Issue: 11. (November)

First Page: 2137

Last Page: 2146

Title: Programmed Pyrolysis of Organic Matter from Thermally Altered Cretaceous Black Shales

Author(s): K. E. Peters (2), J. K. Whelan (3), J. M. Hunt (3), M. E. Tarafa (3)

Abstract:

Organic-rich Cretaceous black shales from the Cape Verde Rise in the eastern Atlantic were penetrated by hot diabase sills during the Miocene. Programmed pyrolysis and pyrolysis-gas chromatography of organic matter from core samples taken at various distances from a major sill were used to show: (1) the type of kerogen, (2) its relative level of thermal maturity, (3) the fraction of pyrolyzable organic compounds which are free, and (4) the compositions of the bitumen and kerogen.

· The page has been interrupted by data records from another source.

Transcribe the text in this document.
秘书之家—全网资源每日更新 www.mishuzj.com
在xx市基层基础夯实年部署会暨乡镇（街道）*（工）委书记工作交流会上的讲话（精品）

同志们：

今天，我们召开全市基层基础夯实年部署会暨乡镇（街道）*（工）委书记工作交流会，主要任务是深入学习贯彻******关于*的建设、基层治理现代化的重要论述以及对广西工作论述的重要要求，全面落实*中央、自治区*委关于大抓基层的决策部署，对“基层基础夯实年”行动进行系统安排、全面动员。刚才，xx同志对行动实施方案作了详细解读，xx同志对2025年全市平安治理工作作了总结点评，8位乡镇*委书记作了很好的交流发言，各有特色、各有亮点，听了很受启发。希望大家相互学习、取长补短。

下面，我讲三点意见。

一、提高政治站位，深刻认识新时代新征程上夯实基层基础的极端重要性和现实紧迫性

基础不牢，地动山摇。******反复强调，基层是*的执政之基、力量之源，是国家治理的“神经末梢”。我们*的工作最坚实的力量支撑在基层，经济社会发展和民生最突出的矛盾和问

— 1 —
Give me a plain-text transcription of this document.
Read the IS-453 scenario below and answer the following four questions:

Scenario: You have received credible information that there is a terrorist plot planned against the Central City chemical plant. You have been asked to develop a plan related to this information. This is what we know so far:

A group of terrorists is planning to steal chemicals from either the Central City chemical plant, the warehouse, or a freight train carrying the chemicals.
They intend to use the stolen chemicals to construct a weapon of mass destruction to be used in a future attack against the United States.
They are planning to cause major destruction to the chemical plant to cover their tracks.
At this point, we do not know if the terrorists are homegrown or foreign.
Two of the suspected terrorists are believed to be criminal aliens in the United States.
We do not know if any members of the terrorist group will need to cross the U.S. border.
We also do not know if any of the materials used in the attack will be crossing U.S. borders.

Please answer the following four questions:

The dominant factor affecting these sediments appears to be thermal maturity rather than differences in the quality of the organic matter. Systematic changes in the pyrolyzate resulted from thermal cracking of volatile organics from the oil-prone Type II kerogen. Generation of these products caused progressive aromatization of the residual kerogen closer to the sill. These conclusions are supported by changes in kerogen elemental compositions, quantity of bitumen extract, and vitrinite reflectance.

Although the major sill is 15 m (~ 50 ft) thick, solvent extraction and pyrolysis results show that hydrocarbon generation was restricted to within about 10 m (~ 33 ft) of the shale/sill contacts. At equal distances, the maximum temperature reached by the shales was higher above than below the sill. The reflectance of vitrinite responds more rapidly than bitumen composition to high temperatures imposed over a short time.